La promesa de que el esfuerzo académico sería recompensado con una vida de éxito y estabilidad económica, se quedó en el limbo. Yo soy una de esas personas que estudió una carrera, se sacrificó durante años, fines de semana sin salir para estudiar, sobrevivir con la paga que me de daban mis padres y trabajillos de fin de semana, para, al final, no ejercer mi profesión.

Me crie en una familia humilde, pero que valoraba enormemente la educación. Mis padres, al igual que, seguramente, muchos otros, veían en el estudio la única vía para escapar de la precariedad y alcanzar una vida mejor. Supongo que como ellos no tuvieron la oportunidad de formarse y a una edad temprana comenzaron a trabajar, lo de no haber estudiado en la universidad es un traumita que tienen.

Con esfuerzo y dedicación, llegué a la universidad y me licencié en Periodismo.
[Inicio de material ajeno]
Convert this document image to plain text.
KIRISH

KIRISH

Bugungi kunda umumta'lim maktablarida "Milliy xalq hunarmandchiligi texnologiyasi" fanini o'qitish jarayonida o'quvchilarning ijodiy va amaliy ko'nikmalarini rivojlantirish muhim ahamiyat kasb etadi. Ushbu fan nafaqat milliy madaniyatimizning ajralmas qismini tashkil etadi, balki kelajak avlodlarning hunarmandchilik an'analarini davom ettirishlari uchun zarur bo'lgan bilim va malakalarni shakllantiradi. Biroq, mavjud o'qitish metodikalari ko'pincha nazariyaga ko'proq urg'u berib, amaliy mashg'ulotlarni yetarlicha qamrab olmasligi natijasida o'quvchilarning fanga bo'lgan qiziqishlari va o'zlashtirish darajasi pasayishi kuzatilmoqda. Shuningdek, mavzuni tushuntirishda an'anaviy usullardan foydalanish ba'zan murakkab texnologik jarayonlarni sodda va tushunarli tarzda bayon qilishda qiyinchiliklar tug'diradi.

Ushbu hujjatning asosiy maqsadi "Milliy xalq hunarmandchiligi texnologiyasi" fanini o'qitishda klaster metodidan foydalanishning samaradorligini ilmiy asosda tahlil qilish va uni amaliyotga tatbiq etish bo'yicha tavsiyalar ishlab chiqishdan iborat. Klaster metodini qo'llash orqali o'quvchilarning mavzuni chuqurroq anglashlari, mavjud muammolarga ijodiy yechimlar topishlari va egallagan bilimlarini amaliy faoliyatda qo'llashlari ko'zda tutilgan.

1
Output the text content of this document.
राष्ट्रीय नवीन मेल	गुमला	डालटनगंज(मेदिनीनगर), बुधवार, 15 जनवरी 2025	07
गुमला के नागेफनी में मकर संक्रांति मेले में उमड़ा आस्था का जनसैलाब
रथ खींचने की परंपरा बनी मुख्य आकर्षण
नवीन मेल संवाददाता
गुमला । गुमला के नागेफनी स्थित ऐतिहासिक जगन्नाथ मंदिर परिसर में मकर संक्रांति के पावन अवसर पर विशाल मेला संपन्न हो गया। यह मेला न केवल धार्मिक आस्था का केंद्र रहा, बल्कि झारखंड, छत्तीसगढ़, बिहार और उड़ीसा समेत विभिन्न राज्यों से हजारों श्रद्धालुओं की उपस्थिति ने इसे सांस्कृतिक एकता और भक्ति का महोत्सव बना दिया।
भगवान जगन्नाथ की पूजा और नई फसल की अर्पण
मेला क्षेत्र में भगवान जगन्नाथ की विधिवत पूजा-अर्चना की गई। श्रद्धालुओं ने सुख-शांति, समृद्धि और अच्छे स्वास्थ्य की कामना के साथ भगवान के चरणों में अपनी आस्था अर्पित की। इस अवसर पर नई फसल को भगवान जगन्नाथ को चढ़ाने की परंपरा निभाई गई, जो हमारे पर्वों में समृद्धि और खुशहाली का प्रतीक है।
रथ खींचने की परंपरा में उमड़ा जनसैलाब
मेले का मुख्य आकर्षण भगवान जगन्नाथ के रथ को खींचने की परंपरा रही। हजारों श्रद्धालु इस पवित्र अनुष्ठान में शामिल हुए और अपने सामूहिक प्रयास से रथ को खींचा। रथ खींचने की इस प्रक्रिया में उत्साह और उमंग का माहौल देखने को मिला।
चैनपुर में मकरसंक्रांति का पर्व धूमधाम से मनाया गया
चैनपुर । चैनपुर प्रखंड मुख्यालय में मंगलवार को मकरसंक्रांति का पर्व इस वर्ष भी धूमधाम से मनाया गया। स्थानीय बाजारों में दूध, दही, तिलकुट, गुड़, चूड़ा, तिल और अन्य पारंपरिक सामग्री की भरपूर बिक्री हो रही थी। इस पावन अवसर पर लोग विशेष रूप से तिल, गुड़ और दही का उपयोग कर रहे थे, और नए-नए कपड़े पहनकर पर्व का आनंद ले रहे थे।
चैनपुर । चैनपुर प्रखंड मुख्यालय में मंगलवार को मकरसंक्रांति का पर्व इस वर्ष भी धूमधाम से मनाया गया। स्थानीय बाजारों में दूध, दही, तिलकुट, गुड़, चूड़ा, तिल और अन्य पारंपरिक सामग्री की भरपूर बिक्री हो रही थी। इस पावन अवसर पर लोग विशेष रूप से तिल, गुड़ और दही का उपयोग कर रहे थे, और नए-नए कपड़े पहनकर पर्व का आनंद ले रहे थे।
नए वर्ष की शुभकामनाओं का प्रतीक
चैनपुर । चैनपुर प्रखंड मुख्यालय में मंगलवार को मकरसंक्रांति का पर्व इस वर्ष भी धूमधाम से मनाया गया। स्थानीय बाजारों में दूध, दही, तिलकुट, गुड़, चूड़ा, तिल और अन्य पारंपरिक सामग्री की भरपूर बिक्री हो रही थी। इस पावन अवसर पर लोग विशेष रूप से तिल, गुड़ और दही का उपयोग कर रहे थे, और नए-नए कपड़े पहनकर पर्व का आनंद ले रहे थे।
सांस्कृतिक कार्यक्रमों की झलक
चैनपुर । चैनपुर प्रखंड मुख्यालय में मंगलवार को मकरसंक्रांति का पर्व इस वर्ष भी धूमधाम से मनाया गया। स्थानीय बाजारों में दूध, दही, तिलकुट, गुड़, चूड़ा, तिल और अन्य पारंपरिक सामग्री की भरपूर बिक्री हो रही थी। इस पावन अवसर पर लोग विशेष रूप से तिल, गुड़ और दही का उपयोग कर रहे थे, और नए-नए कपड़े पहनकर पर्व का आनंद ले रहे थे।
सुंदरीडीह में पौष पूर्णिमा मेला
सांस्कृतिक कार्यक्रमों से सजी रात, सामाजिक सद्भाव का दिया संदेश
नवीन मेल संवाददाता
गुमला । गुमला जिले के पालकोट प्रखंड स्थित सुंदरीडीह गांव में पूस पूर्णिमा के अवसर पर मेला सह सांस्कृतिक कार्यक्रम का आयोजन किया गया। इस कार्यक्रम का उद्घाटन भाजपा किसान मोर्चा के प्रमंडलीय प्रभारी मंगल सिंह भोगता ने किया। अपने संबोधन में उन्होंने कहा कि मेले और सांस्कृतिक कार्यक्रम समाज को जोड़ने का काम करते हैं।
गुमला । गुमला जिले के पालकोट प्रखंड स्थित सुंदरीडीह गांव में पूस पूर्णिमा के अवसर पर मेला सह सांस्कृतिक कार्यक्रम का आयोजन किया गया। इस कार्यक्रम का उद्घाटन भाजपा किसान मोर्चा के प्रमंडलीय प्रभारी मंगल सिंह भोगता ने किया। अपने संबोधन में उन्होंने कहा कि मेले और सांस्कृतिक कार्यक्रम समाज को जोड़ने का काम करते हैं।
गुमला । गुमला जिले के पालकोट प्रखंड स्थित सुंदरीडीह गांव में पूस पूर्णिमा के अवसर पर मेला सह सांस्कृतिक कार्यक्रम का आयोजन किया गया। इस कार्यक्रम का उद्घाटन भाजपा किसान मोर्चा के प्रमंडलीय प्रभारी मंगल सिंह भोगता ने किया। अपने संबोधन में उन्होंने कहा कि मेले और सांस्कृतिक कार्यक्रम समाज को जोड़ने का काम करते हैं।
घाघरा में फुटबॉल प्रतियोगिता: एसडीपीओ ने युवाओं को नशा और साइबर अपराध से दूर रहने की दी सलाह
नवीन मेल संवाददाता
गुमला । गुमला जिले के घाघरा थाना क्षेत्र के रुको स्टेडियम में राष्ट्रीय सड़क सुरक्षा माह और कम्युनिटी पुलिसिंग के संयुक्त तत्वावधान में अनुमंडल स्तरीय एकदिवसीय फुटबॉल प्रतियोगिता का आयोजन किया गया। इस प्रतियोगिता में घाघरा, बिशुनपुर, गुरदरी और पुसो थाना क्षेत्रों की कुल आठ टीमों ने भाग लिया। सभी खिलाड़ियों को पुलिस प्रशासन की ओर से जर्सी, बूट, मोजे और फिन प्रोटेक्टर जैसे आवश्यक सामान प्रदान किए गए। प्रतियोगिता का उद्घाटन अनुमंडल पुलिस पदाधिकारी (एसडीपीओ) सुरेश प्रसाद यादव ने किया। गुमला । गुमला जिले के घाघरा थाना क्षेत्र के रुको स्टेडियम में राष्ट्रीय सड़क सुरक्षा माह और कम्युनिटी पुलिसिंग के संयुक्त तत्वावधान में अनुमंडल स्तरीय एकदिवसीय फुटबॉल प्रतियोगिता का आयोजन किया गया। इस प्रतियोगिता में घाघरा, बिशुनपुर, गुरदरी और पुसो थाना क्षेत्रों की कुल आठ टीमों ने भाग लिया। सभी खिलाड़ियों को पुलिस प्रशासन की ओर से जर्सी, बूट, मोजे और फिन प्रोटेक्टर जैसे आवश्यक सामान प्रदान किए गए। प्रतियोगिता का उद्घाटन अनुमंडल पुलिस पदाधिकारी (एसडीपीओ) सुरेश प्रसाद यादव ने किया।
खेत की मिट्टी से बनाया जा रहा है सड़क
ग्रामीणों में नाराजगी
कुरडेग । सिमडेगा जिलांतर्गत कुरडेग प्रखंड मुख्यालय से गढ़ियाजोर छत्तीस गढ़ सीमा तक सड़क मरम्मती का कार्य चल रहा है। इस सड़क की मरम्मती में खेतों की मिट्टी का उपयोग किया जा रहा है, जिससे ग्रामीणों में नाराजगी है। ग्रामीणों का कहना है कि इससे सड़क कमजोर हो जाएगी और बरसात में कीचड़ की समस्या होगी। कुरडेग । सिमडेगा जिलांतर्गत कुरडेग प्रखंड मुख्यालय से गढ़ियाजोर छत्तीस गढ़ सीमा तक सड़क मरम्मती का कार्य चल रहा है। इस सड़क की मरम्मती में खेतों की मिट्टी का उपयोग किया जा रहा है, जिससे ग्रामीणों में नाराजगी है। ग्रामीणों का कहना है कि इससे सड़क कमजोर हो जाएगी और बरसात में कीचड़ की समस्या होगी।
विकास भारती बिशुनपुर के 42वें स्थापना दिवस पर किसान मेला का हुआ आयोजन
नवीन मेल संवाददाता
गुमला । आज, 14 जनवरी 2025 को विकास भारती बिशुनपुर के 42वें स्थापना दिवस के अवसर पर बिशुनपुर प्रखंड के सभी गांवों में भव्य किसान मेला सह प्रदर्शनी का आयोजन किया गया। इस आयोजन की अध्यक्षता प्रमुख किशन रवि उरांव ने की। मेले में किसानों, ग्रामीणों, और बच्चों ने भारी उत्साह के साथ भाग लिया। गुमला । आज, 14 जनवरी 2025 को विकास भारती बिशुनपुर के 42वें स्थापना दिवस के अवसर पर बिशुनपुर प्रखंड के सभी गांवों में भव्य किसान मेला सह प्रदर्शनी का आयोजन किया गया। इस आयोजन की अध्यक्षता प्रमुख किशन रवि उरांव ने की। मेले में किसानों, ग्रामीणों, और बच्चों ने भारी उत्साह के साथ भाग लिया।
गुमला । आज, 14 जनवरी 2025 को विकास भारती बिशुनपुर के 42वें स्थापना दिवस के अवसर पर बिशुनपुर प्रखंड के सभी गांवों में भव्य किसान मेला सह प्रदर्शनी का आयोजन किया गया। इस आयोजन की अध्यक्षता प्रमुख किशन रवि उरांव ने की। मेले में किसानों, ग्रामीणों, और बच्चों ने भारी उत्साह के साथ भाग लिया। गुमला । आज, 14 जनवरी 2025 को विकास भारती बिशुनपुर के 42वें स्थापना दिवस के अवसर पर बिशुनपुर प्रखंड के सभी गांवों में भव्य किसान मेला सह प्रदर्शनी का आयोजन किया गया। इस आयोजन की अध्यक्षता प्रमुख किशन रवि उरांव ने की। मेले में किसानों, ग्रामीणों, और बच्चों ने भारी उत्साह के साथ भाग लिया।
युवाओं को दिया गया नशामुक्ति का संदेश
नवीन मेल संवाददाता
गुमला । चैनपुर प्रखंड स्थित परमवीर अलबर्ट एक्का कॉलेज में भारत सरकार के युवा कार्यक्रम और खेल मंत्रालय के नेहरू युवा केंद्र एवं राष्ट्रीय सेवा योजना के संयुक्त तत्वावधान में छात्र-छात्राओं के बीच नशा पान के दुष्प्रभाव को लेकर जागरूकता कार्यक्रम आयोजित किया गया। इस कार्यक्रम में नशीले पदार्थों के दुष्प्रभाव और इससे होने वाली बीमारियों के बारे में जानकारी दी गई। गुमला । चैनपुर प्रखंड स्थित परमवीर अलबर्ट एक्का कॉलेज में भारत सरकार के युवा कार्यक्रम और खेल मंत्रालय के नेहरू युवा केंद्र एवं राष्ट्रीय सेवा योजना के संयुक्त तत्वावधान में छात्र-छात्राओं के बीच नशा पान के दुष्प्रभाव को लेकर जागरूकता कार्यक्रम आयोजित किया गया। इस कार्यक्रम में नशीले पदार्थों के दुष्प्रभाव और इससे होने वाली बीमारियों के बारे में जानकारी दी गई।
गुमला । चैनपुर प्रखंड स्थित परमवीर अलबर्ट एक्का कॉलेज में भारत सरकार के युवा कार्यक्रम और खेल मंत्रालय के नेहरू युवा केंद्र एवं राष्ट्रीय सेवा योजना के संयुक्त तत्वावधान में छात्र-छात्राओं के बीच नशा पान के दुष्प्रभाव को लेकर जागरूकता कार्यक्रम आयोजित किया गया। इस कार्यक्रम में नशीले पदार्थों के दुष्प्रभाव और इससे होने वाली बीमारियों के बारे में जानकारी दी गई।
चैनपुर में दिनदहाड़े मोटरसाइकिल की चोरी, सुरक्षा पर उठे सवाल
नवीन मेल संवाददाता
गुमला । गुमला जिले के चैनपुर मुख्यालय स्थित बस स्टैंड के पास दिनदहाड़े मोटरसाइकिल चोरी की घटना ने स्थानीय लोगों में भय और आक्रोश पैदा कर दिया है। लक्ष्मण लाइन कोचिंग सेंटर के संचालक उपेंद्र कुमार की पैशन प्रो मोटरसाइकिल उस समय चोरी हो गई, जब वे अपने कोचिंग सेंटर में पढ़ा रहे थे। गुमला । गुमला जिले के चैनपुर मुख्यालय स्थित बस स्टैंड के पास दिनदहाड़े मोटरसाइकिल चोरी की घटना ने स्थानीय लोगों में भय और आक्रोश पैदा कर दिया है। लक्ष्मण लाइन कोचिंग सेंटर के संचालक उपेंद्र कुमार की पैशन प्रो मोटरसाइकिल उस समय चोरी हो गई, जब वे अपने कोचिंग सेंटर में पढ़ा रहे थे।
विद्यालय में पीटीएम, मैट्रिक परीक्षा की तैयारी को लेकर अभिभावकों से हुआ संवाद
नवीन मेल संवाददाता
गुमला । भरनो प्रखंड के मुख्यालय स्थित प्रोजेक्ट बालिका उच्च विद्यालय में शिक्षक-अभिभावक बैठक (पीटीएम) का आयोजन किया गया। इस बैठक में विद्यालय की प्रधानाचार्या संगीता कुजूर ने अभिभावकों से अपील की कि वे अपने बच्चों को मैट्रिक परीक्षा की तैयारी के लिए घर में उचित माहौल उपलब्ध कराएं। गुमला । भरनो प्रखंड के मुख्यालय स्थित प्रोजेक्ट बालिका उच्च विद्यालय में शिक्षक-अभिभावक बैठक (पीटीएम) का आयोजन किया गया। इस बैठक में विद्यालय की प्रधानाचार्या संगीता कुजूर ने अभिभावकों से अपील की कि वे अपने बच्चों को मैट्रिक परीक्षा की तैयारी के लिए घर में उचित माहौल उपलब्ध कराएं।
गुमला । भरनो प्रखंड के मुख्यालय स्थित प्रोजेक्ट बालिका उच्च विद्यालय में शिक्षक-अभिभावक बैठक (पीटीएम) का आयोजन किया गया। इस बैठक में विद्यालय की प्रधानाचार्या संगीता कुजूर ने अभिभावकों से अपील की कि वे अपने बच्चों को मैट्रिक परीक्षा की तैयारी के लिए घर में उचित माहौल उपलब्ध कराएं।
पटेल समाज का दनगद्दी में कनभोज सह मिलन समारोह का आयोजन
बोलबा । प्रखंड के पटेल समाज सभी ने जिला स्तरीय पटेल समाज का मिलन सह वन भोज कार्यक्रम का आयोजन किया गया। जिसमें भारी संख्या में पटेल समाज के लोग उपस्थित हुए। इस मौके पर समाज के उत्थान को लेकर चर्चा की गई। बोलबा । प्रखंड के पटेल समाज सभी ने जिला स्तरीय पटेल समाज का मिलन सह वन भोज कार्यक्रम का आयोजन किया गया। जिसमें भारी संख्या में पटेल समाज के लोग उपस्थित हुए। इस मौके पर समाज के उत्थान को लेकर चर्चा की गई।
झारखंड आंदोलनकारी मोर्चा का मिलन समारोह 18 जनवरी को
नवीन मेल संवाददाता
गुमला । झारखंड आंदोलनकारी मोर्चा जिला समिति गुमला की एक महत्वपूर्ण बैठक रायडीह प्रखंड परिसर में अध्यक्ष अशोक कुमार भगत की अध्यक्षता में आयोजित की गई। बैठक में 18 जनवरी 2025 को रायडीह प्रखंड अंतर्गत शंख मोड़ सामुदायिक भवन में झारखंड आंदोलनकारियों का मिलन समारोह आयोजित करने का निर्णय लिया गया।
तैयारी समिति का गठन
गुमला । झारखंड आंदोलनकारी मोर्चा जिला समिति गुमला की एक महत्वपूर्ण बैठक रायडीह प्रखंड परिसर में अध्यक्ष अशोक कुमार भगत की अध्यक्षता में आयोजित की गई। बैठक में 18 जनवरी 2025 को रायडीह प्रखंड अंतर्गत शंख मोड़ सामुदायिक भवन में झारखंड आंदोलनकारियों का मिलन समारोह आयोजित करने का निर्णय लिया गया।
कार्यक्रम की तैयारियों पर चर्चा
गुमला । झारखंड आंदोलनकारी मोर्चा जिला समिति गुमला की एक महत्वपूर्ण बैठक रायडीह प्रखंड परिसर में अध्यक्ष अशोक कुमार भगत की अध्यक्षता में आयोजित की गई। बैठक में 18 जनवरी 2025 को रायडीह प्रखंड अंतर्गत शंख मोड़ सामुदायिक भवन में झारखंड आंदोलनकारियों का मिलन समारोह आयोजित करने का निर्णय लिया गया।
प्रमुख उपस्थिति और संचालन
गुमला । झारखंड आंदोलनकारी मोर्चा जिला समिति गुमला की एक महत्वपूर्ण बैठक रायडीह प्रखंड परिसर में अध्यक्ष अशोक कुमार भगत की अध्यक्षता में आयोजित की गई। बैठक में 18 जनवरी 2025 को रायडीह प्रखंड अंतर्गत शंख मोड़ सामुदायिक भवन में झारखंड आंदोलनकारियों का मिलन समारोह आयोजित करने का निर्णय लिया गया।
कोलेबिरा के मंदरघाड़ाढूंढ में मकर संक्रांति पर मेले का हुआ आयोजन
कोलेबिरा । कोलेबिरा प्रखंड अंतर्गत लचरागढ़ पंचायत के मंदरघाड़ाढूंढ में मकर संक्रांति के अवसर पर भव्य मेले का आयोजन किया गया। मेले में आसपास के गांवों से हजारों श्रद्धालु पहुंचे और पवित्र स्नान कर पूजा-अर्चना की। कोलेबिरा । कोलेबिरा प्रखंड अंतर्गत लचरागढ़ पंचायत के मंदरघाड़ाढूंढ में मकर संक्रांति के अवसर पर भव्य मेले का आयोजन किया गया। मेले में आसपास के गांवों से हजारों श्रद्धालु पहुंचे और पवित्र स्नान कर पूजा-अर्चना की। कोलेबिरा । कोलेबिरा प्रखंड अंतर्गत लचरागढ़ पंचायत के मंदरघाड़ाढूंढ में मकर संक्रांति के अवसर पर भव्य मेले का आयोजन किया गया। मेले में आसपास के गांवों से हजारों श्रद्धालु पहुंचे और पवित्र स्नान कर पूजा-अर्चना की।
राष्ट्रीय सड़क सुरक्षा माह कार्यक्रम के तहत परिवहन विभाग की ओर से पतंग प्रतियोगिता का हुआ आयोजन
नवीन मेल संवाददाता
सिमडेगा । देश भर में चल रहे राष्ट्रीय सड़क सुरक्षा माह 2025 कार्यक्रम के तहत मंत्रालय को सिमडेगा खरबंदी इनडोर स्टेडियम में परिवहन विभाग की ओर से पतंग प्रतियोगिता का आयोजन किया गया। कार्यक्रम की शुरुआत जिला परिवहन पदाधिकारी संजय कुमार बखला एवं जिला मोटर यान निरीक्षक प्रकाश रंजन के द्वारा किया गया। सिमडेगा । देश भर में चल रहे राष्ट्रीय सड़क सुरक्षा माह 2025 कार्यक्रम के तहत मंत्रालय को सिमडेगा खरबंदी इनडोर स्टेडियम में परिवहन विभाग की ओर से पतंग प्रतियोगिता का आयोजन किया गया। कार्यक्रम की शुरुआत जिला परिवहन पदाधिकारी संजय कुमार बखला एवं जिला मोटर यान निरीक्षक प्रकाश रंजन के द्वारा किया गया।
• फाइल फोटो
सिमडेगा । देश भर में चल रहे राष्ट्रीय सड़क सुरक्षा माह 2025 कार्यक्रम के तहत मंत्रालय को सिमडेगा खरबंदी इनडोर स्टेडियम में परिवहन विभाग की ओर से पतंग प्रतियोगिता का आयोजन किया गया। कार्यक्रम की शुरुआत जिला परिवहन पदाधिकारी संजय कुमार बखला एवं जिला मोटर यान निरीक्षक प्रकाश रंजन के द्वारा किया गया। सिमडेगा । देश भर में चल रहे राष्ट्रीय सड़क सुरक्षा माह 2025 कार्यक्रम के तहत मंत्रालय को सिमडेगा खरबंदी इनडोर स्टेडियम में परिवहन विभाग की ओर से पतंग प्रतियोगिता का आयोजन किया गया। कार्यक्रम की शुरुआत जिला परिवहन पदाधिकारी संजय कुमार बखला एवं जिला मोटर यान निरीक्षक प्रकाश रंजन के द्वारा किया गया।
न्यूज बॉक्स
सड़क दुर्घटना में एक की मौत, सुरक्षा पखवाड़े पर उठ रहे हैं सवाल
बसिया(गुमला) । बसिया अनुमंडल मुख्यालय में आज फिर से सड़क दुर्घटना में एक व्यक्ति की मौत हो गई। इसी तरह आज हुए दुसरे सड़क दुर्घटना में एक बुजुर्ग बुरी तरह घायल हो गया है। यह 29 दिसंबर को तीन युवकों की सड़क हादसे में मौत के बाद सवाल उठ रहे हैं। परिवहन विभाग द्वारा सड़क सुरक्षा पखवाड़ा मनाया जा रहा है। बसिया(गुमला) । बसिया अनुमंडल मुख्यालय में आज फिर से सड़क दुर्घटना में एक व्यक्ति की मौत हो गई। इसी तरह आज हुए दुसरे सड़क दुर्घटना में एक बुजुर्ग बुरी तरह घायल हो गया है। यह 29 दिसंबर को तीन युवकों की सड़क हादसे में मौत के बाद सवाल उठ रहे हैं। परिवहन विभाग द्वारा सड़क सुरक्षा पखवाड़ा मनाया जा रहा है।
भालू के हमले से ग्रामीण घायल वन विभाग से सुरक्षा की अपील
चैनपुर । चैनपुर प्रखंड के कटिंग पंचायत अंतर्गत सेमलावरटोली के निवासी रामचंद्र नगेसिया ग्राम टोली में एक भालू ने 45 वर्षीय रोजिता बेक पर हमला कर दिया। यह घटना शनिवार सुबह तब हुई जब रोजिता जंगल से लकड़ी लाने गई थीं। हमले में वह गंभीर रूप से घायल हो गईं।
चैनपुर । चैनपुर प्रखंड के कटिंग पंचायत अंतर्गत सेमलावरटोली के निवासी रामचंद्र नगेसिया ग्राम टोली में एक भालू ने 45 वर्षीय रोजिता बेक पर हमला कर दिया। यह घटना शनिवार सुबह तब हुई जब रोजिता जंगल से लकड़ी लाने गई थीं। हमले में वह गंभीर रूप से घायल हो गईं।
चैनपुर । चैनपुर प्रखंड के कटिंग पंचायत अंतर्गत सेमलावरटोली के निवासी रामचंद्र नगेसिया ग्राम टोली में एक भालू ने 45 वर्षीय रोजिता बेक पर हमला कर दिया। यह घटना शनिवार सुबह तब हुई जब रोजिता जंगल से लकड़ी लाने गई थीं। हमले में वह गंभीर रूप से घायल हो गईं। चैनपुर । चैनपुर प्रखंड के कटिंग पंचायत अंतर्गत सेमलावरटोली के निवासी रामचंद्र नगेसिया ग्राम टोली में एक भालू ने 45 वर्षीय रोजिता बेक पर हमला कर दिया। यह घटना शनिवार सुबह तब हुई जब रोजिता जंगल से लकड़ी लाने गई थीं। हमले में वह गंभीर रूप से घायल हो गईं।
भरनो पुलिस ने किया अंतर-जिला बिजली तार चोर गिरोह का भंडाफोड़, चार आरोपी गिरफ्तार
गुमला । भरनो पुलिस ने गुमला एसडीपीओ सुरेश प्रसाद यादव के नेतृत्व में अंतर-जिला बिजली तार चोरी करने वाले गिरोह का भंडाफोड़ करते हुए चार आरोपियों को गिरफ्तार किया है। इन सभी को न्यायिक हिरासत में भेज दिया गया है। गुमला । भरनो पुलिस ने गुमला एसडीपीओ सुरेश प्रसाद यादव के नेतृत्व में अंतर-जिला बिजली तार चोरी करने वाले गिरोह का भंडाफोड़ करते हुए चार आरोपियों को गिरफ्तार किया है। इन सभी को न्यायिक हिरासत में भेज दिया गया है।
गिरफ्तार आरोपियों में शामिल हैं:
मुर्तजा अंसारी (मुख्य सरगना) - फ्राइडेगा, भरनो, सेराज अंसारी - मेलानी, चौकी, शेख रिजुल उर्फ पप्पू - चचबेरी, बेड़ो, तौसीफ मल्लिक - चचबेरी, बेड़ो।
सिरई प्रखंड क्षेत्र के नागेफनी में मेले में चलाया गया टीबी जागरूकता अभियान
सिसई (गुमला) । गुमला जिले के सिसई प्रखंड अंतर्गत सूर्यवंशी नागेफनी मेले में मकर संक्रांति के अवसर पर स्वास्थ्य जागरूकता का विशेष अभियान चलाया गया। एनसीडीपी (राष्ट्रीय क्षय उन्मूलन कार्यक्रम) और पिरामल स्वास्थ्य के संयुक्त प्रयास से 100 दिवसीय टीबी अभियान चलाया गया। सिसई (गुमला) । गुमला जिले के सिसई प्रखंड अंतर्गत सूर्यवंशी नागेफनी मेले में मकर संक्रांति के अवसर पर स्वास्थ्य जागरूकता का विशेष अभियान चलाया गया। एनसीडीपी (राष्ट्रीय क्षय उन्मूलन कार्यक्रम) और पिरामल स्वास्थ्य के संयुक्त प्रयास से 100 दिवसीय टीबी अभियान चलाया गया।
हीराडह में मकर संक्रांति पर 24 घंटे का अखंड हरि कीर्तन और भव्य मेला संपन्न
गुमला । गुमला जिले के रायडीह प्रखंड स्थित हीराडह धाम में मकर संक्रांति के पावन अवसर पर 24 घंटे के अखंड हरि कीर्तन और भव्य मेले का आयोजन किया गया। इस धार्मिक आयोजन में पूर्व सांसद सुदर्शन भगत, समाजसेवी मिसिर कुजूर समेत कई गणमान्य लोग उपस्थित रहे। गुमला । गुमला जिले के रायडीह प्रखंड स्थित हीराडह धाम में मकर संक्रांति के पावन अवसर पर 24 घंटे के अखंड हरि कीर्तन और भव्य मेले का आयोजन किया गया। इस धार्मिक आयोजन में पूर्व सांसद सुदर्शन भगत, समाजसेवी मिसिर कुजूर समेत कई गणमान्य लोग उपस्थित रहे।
Mi carrera en ese momento no era de las que más salidas laborales tenían, pero había trabajo, así que jamás pensé que no llegaría a ejercer.

Poco después de graduarme, estalló una crisis económica que golpeó duramente al mercado laboral: la burbuja inmobiliaria del 2008-2009. Se destruyeron un gran número de puestos de trabajo, y no sólo en el sector de la construcción, que fue el más afectado, sino en muchos otros.

Después de años de estudio y sacrificio, me encontré sin empleo y sin perspectivas claras de futuro.

 

De la universidad al mercado laboral: un camino incierto

A los 40 años, trabajo como dependienta en una tienda, una ocupación que tomé inicialmente como una solución temporal, pero que se ha convertido en mi realidad permanente. Eso sí, tengo una dilatada experiencia laboral de unos quince años como dependienta y atención al público, pero como periodista, cero.

Nunca he llegado a tirar la toalla. Desde que acabé la carrera, me puse a trabajar en comercio, pero siempre a tiempo parcial para tener tiempo libre para seguir formándome. Ahora un máster, ahora un curso de Photoshop, ahora me pongo con los idiomas… Hasta casi los treinta, fui la eterna estudiante.

Pero cumplidas ya las tres décadas decidí que era hora de centrarme en otras cosas como formar una familia. Y no, nunca es buen momento para tener hijos, pero si deseas ser madre, pues te lanzas a la aventura.

Ahora, reflexionando sobre mi trayectoria, no puedo evitar pensar en cómo sería mi vida si hubiera tomado un camino diferente. Si a los 18 años hubiera comenzado a trabajar como dependienta a jornada completa, en lugar de invertir tiempo y dinero en una carrera universitaria, probablemente hoy tendría un puesto de mayor responsabilidad, como encargada de zona, y una estabilidad económica que ahora me resulta inalcanzable.

Trabajar desde joven me habría permitido generar ingresos desde temprano, lo que me habría dado la oportunidad de ahorrar y posiblemente adquirir bienes materiales como un coche y un piso, símbolos de una vida solucionada. Y, por supuesto, habría sido madre más joven, y no con treinta y muchos.

“Pues haber estudiado”

Pues a mí no me sirvió de nada estudiar, esa frase tan clasista que hemos escuchado tantas veces, mi generación ha demostrado que no era verdad. Que a veces los estudios no te garantizan una vida acomodada y un trabajo que te encante.

En ocasiones me cuestiono de quien es la culpa, si es de mis padres por presionarme tanto para que estudiara, si es del momento actual que no le da valor a un título universitario o si simplemente hemos tenido mala suerte.